Seems okay to me, just remember that you can only edit or create one post at a time in one Form. So after the first post is created with "Yes" checked, the page reloads. The original post is displayed somehow (in another Form or just as regular text), and a Form is shown to create another new post. Just remember here that you cannot edit the original post in the same Form used to create a new post without custom code. Also it's probably not necessary to use URL parameters for all the values in the original post, because by the time the page reloads that original post has already been saved. You can display the existing values from the database without relying on URL parameters.
So I am trying to setup my conditional redirect based upon a generic checkbox field. Here is what I currently am doing. I have all of my other fields in my form, but at the bottom I have a checkbox generic field. If the user doesn't check the box, it will submit the data and then go to the first URL, currently going to Google (plan to change to a generic thank you page). If the user checks the box the form will also submit the data, but go to a different URL. Currently, the form is correctly setting the first URL, but I am having issues detecting value of the generic field. What am I doing wrong?
In Cred Form:
<label>Add An Additional Distributor</label>
[cred_generic_field type='checkbox' field='multi-dist']
{
"required":0,
"default":""
}
[/cred_generic_field]
In Functions:
add_filter('cred_success_redirect', 'custom_redirect',10,3);
function custom_redirect($url, $post_id, $form_data){
if ($form_data['id'] == 127515 ){ // this is my form ID
$type = get_post_meta($post_id,'multi-dist',true);
$url = '<em><u>hidden link</u></em>' ;
if ( $type == true ){
$url = '<em><u>hidden link</u></em>';
}
}
return $url;
}
By chance are you still able to help with this or should I open a different ticket as I am going a different route now?
Hi, sorry I was out yesterday but I'm still able to help here. It looks like your generic checkbox field has no value, and also you're trying to access the value in postmeta. A generic field doesn't necessarily store values in postmeta, so it's better to check in the $_POST superglobal to determine whether or not a generic checkbox was checked.

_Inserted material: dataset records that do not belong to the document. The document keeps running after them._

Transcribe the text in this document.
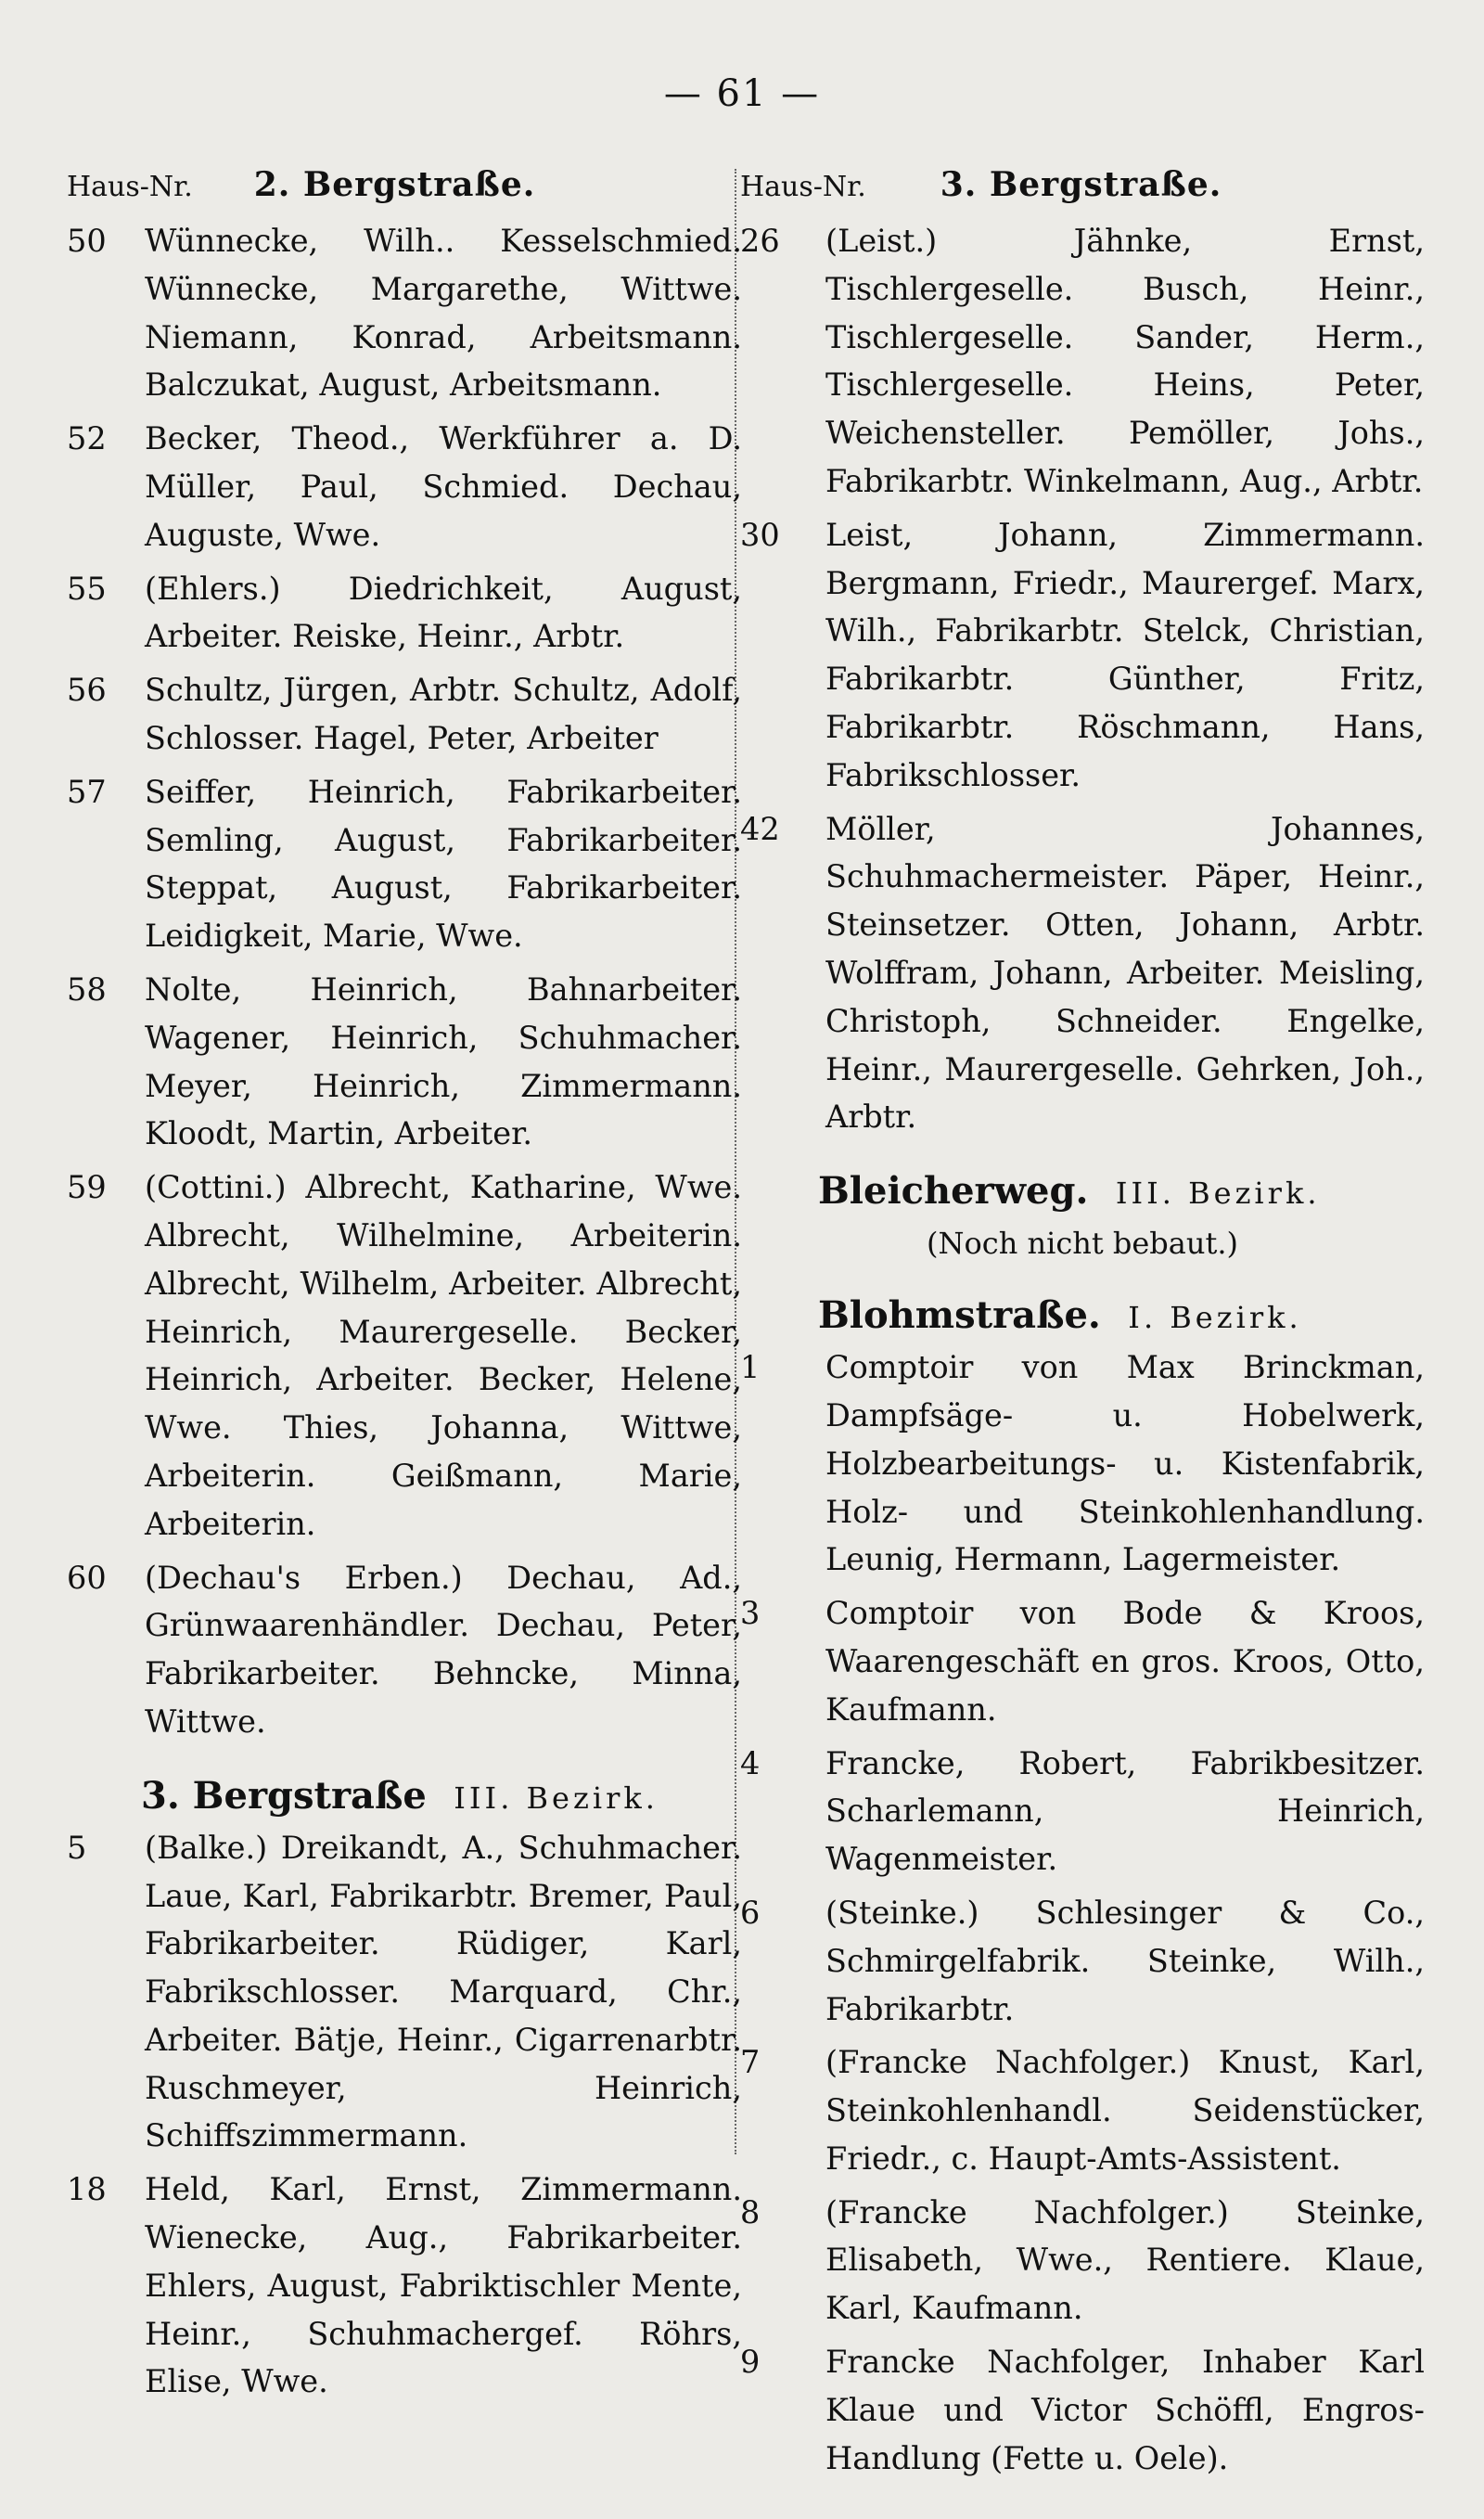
— 61 —
Haus-Nr. 2. Bergstraße.
50	Wünnecke, Wilh.. Kesselschmied. Wünnecke, Margarethe, Wittwe. Niemann, Konrad, Arbeitsmann. Balczukat, August, Arbeitsmann.
52	Becker, Theod., Werkführer a. D. Müller, Paul, Schmied. Dechau, Auguste, Wwe.
55	(Ehlers.) Diedrichkeit, August, Arbeiter. Reiske, Heinr., Arbtr.
56	Schultz, Jürgen, Arbtr. Schultz, Adolf, Schlosser. Hagel, Peter, Arbeiter
57	Seiffer, Heinrich, Fabrikarbeiter. Semling, August, Fabrikarbeiter. Steppat, August, Fabrikarbeiter. Leidigkeit, Marie, Wwe.
58	Nolte, Heinrich, Bahnarbeiter. Wagener, Heinrich, Schuhmacher. Meyer, Heinrich, Zimmermann. Kloodt, Martin, Arbeiter.
59	(Cottini.) Albrecht, Katharine, Wwe. Albrecht, Wilhelmine, Arbeiterin. Albrecht, Wilhelm, Arbeiter. Albrecht, Heinrich, Maurergeselle. Becker, Heinrich, Arbeiter. Becker, Helene, Wwe. Thies, Johanna, Wittwe, Arbeiterin. Geißmann, Marie, Arbeiterin.
60	(Dechau's Erben.) Dechau, Ad., Grünwaarenhändler. Dechau, Peter, Fabrikarbeiter. Behncke, Minna, Wittwe.
3. Bergstraße III. Bezirk.
5	(Balke.) Dreikandt, A., Schuhmacher. Laue, Karl, Fabrikarbtr. Bremer, Paul, Fabrikarbeiter. Rüdiger, Karl, Fabrikschlosser. Marquard, Chr., Arbeiter. Bätje, Heinr., Cigarrenarbtr. Ruschmeyer, Heinrich, Schiffszimmermann.
18	Held, Karl, Ernst, Zimmermann. Wienecke, Aug., Fabrikarbeiter. Ehlers, August, Fabriktischler Mente, Heinr., Schuhmachergef. Röhrs, Elise, Wwe.
Haus-Nr. 3. Bergstraße.
26	(Leist.) Jähnke, Ernst, Tischlergeselle. Busch, Heinr., Tischlergeselle. Sander, Herm., Tischlergeselle. Heins, Peter, Weichensteller. Pemöller, Johs., Fabrikarbtr. Winkelmann, Aug., Arbtr.
30	Leist, Johann, Zimmermann. Bergmann, Friedr., Maurergef. Marx, Wilh., Fabrikarbtr. Stelck, Christian, Fabrikarbtr. Günther, Fritz, Fabrikarbtr. Röschmann, Hans, Fabrikschlosser.
42	Möller, Johannes, Schuhmachermeister. Päper, Heinr., Steinsetzer. Otten, Johann, Arbtr. Wolffram, Johann, Arbeiter. Meisling, Christoph, Schneider. Engelke, Heinr., Maurergeselle. Gehrken, Joh., Arbtr.
Bleicherweg. III. Bezirk.
(Noch nicht bebaut.)
Blohmstraße. I. Bezirk.
1	Comptoir von Max Brinckman, Dampfsäge- u. Hobelwerk, Holzbearbeitungs- u. Kistenfabrik, Holz- und Steinkohlenhandlung. Leunig, Hermann, Lagermeister.
3	Comptoir von Bode & Kroos, Waarengeschäft en gros. Kroos, Otto, Kaufmann.
4	Francke, Robert, Fabrikbesitzer. Scharlemann, Heinrich, Wagenmeister.
6	(Steinke.) Schlesinger & Co., Schmirgelfabrik. Steinke, Wilh., Fabrikarbtr.
7	(Francke Nachfolger.) Knust, Karl, Steinkohlenhandl. Seidenstücker, Friedr., c. Haupt-Amts-Assistent.
8	(Francke Nachfolger.) Steinke, Elisabeth, Wwe., Rentiere. Klaue, Karl, Kaufmann.
9	Francke Nachfolger, Inhaber Karl Klaue und Victor Schöffl, Engros-Handlung (Fette u. Oele).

[cred_generic_field type='checkbox' field='multi-dist']
{
"required":0,
"value":1,
"default":""
}
[/cred_generic_field]
$type = $_POST['multi-dist'];
Hey! Sorry I didn't realize you were out of the office. Thanks for getting back though.
So I actually was able to do something similar by using the code below, but now I am having the second part of my issue where I am wanting to append some URL params via the URL based upon some of the values submitted via the form.
Below you can see I am trying to set a variable from the post meta for textfield eu-first-name. Then I am trying to concatenate that variable to the end of the URL string.
Functions Code
//Shortcode for URL Redirect
add_filter('cred_success_redirect', 'custom_redirect',10,3);
function custom_redirect($url, $post_id, $form_data){
if ($form_data['id'] == 127515 ){ // this is my form ID
$eu_fn = trim(get_post_meta($post_id,'eu-first-name',true));
$url = '<em><u>hidden link</u></em>';
if ( array_key_exists('multi-dist', $_POST) ){
$url = '<em><u>hidden link</u></em>'. $eu_fn;
}
}
return $url;
}
Form Field Code
[cred_field field='eu-first-name' force_type='field' class='form-control' output='bootstrap' urlparam="eu-fn"]
With the above code I get redirected with the URL of : hidden link
If this is a custom field created in Types, you should use the "wpcf-" prefix when attempting to get information using get_post_meta:
$eu_fn = trim(get_post_meta($post_id,'wpcf-eu-first-name',true));
Any time you are accessing custom fields through native WordPress functions (like get_post_meta), you need to prepend the wpcf- prefix to the slug.